Dexras1/AGS1/RasD1 is a member of the Ras superfamily of monomeric G proteins and has been suggested to disrupt receptor-G protein signaling. We examined the ability of Dexras1 to modulate dopamine D(2L) receptor regulation of adenylyl cyclase (AC) type 1 in HEK293 cells. Acute D(2L) receptor-mediated inhibition of A23187-stimulated AC1 activity (IC50, 4.0+/-1.4 nM; 50+/-3% inhibition) was not altered in the presence of Dexras1 (IC50, 2.4+/-1.3 nM, 50+/-1% inhibition); however, Dexras1 blocked acute D(2L) receptor-mediated activation of ERK 1/2 by approximately 50%. Heterologous sensitization of AC1 induced by persistent activation of D(2L) receptors was completely blocked by Dexras1 under basal and A23187-stimulated conditions. The block of sensitization was concentration-dependent and was not observed with a nucleotide binding-deficient Dexras1G31V mutant. Sensitization of AC1 was Gbetagamma-dependent as demonstrated using the C-terminus of beta-adrenergic receptor kinase (betaARK-ct). These data suggest that Dexras1 selectively regulates receptor-mediated Gbetagamma signaling pathways.
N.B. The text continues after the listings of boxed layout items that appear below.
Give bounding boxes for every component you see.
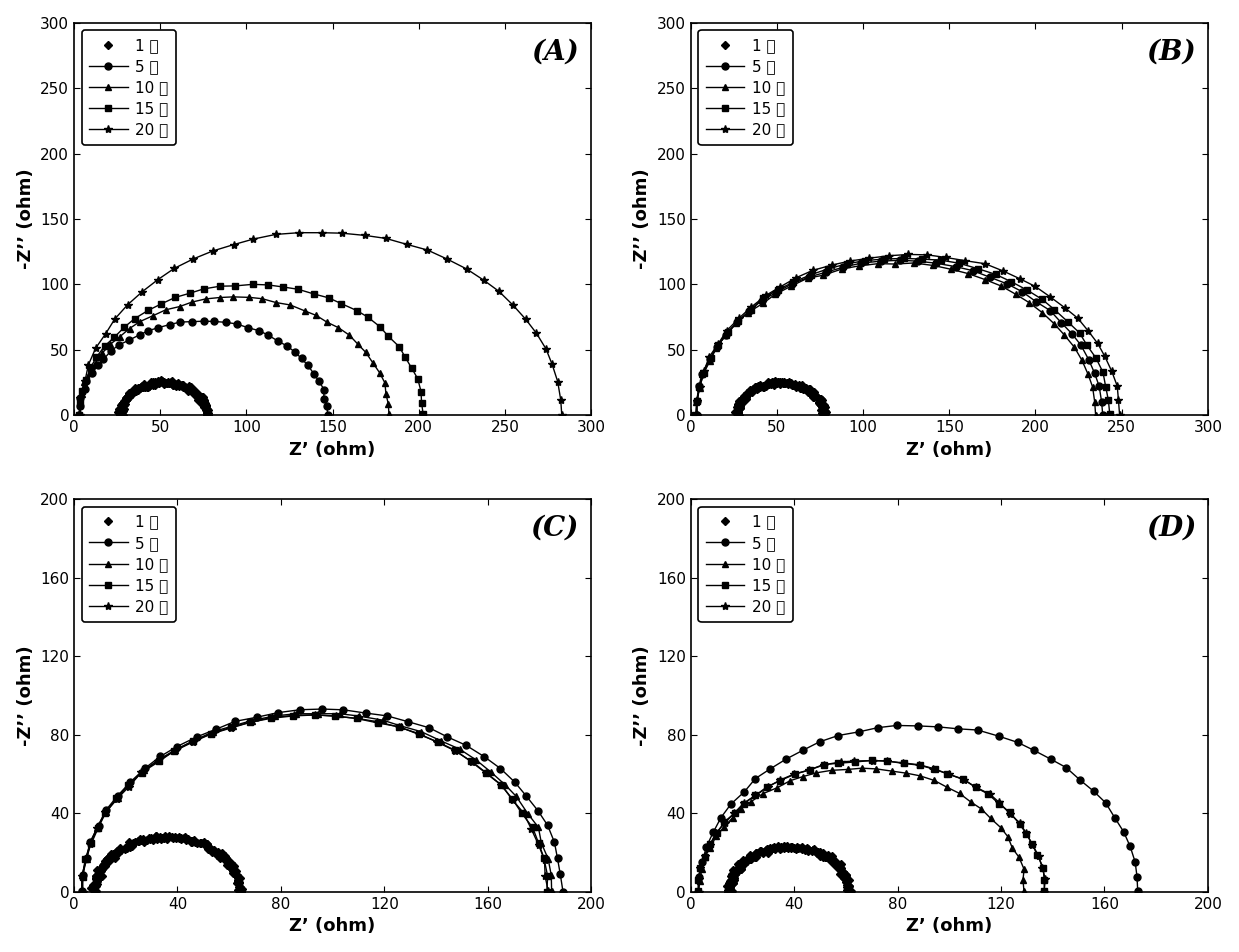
- Text: (A): (A): [532, 38, 579, 66]
- Legend: 1 天, 5 天, 10 天, 15 天, 20 天: 1 天, 5 天, 10 天, 15 天, 20 天: [699, 507, 793, 622]
- Legend: 1 天, 5 天, 10 天, 15 天, 20 天: 1 天, 5 天, 10 天, 15 天, 20 天: [699, 30, 793, 145]
- Text: (C): (C): [530, 515, 579, 542]
- X-axis label: Z’ (ohm): Z’ (ohm): [290, 918, 375, 935]
- X-axis label: Z’ (ohm): Z’ (ohm): [290, 441, 375, 459]
- Legend: 1 天, 5 天, 10 天, 15 天, 20 天: 1 天, 5 天, 10 天, 15 天, 20 天: [82, 30, 176, 145]
- Y-axis label: -Z’’ (ohm): -Z’’ (ohm): [16, 645, 35, 746]
- Y-axis label: -Z’’ (ohm): -Z’’ (ohm): [633, 169, 652, 269]
- X-axis label: Z’ (ohm): Z’ (ohm): [906, 918, 992, 935]
- Legend: 1 天, 5 天, 10 天, 15 天, 20 天: 1 天, 5 天, 10 天, 15 天, 20 天: [82, 507, 176, 622]
- Text: (D): (D): [1146, 515, 1197, 542]
- X-axis label: Z’ (ohm): Z’ (ohm): [906, 441, 992, 459]
- Text: (B): (B): [1147, 38, 1197, 66]
- Y-axis label: -Z’’ (ohm): -Z’’ (ohm): [633, 645, 652, 746]
- Y-axis label: -Z’’ (ohm): -Z’’ (ohm): [16, 169, 35, 269]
Using molecular tools to dissect the role of Galphas in sensitization of AC1.

Short-term activation of Galpha(i/o)-coupled receptors inhibits adenylyl cyclase, whereas persistent activation of Galpha(i/o)-coupled receptors results in a compensatory sensitization of adenylyl cyclase activity after subsequent activation by Galpha(s) or forskolin. Several indirect observations have suggested the involvement of increased Galpha(s)-adenylyl cyclase interactions in the expression of sensitization; however, evidence supporting a direct role for Galpha(s) has not been well established. In the present report, we used two genetic approaches to further examine the role of Galpha(s) in heterologous sensitization of Ca(2+)-sensitive type 1 adenylyl cyclase (AC1). In the first approach, we constructed Galpha(s)-insensitive mutants of AC1 (F293L and Y973S) that retained sensitivity to Ca2+ and forskolin activation. Persistent (2 h) activation of the D2 dopamine receptor resulted in a significant augmentation of basal or Ca(2+)- and forskolin-stimulated AC1 activity; however, sensitization of Galpha(s)-insensitive mutants of AC1 was markedly reduced compared with wild-type AC1. In the second strategy, we examined the requirement of an intact receptor-Galpha(s) signaling pathway for the expression of sensitization using dominant-negative Galpha(s) mutants (alpha3beta5 G226A/A366S or alpha3beta5 G226A/E268A/A366S) to disrupt D1 dopamine receptor activation of recombinant AC1. D1 dopamine receptor-Galpha(s) signaling was attenuated in the presence of alpha3beta5 G226A/A366S or alpha3beta5 G226A/E268A/A366S, but D2 agonist-induced sensitization of Ca(2+)-stimulated AC1 activity was not altered. Together, the present findings directly support the hypothesis that the expression of sensitization of AC1 involves Galpha(s)-adenylyl cyclase interactions.